Why this matters for companies

The Vultr announcement aligns well with where the market is heading. Over the past two years, many organizations have experimented with assistants, copilots, and generative models without fully resolving how to deploy them sustainably. Now, the focus shifts: less about training from scratch, more about inference, operating costs, data residency, sovereign cloud options, and deploying workloads across public, private, or hybrid environments.

This is where Vultr seeks to carve a niche. The company has been positioning itself as a more flexible alternative to the big cloud providers, with a broad international presence and a strategy heavily focused on infrastructure. In December 2024, it closed a funding round valuing it at $3.5 billion, specifically to accelerate growth in AI infrastructure. This new announcement aligns well with that roadmap.

It doesn’t mean Vultr will single-handedly shift the market balance, nor that this partnership guarantees better results for all companies deploying models. But it clearly underscores a trend: enterprise AI success will depend not just on the most capable models but on which provider can best integrate computing, inference, data, and deployment capabilities.

Beyond marketing: what remains to be proven

As with most announcements of this type, there’s an obvious commercial aspect. Phrases like “leading tokenomics” or “reinventing enterprise inference” should be approached with some skepticism.
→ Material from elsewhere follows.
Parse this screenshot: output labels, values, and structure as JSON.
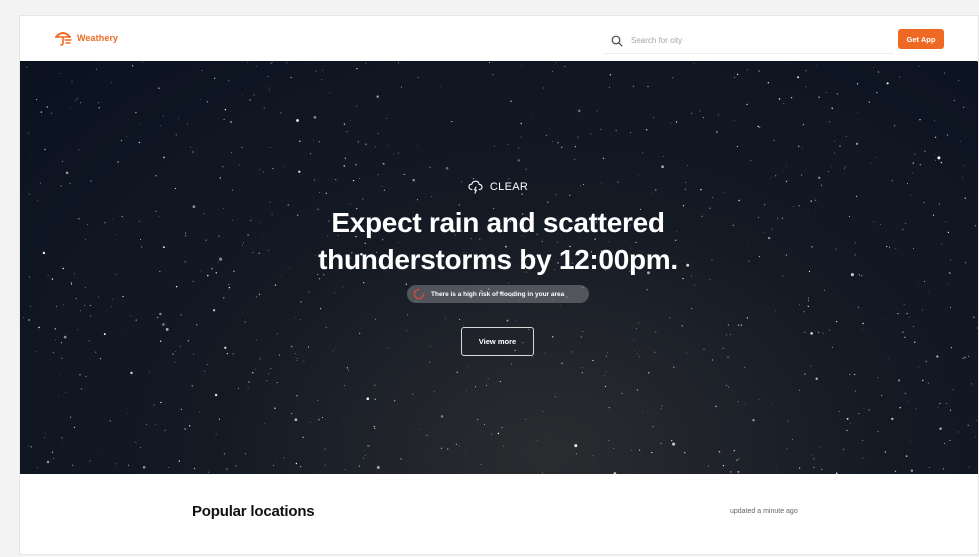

What will truly matter in the coming months is whether this integrated approach reduces deployment times, improves sustained performance, and—most importantly—tangibly lowers inference costs in real-world settings.

It will also be interesting to see how widely clients adopt Nemotron as an open alternative to established models, and whether the combination with NetApp offers a tangible advantage in scenarios where data access outweighs raw GPU power. In enterprise AI, often the difference isn’t the most spectacular model but the infrastructure that minimizes friction when putting it to work.

FAQs

What part of Vultr’s announcement is already available?
Immediate availability refers to the full solutions of NVIDIA AI Enterprise Inference integrated with NetApp. Support for NVIDIA Vera Rubin is slated for Q4 2026.
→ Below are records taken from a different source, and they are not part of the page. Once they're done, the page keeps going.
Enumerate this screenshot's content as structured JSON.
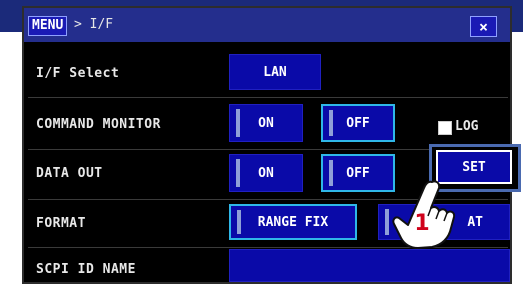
{
  "header": {
    "menu_tag": "MENU",
    "breadcrumb": "> I/F",
    "close_label": "×"
  },
  "rows": {
    "if_select": {
      "label": "I/F Select",
      "value": "LAN"
    },
    "command_monitor": {
      "label": "COMMAND MONITOR",
      "on": "ON",
      "off": "OFF",
      "log_label": "LOG"
    },
    "data_out": {
      "label": "DATA OUT",
      "on": "ON",
      "off": "OFF",
      "set": "SET"
    },
    "format": {
      "label": "FORMAT",
      "range_fix": "RANGE FIX",
      "second_option": "AT"
    },
    "scpi": {
      "label": "SCPI ID NAME",
      "value": ""
    }
  },
  "callout": {
    "number": "1"
  },
  "colors": {
    "panel_bg": "#000000",
    "button_bg": "#0a0aa8",
    "selected_border": "#2fb7e8",
    "header_bg": "#242e8d",
    "callout_red": "#d0021b"
  }
}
What is NVIDIA Dynamo and why does it matter?
It’s NVIDIA’s new open-source framework for large-scale inference, designed to boost performance, GPU utilization, and cost-efficiency on enterprise workloads.
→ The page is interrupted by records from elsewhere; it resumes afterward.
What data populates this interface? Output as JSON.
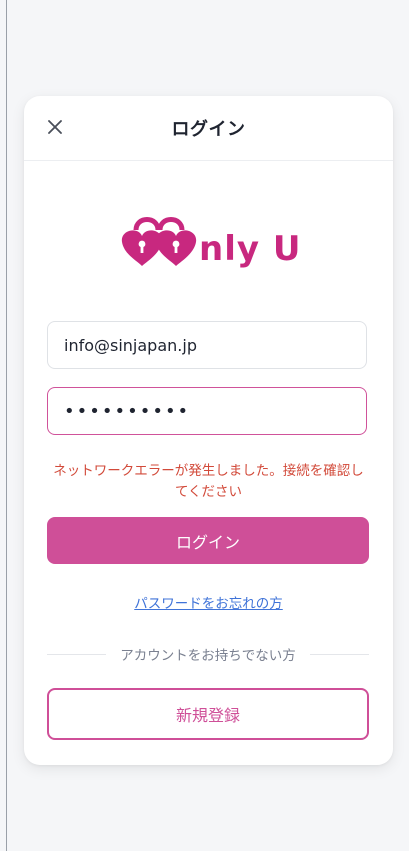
{
  "header": {
    "title": "ログイン",
    "close_icon": "close-icon"
  },
  "logo": {
    "text": "Only U",
    "brand_color": "#c8287f"
  },
  "form": {
    "email_value": "info@sinjapan.jp",
    "password_value": "••••••••••",
    "error_message": "ネットワークエラーが発生しました。接続を確認してください",
    "submit_label": "ログイン",
    "forgot_link": "パスワードをお忘れの方"
  },
  "signup": {
    "divider_text": "アカウントをお持ちでない方",
    "button_label": "新規登録"
  },
  "colors": {
    "accent": "#cf4f98",
    "error": "#d24a3a",
    "link": "#3f73d8"
  }
}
What role does NetApp play in this partnership?
NetApp provides the data, storage, and management layer needed to securely, govern, and efficiently feed enterprise information into AI applications.

What kind of companies could benefit from this solution?
Particularly organizations aiming to deploy AI inference, agents, or RAG systems across public, private, or sovereign clouds, with high demands on performance, data residency, and scalability.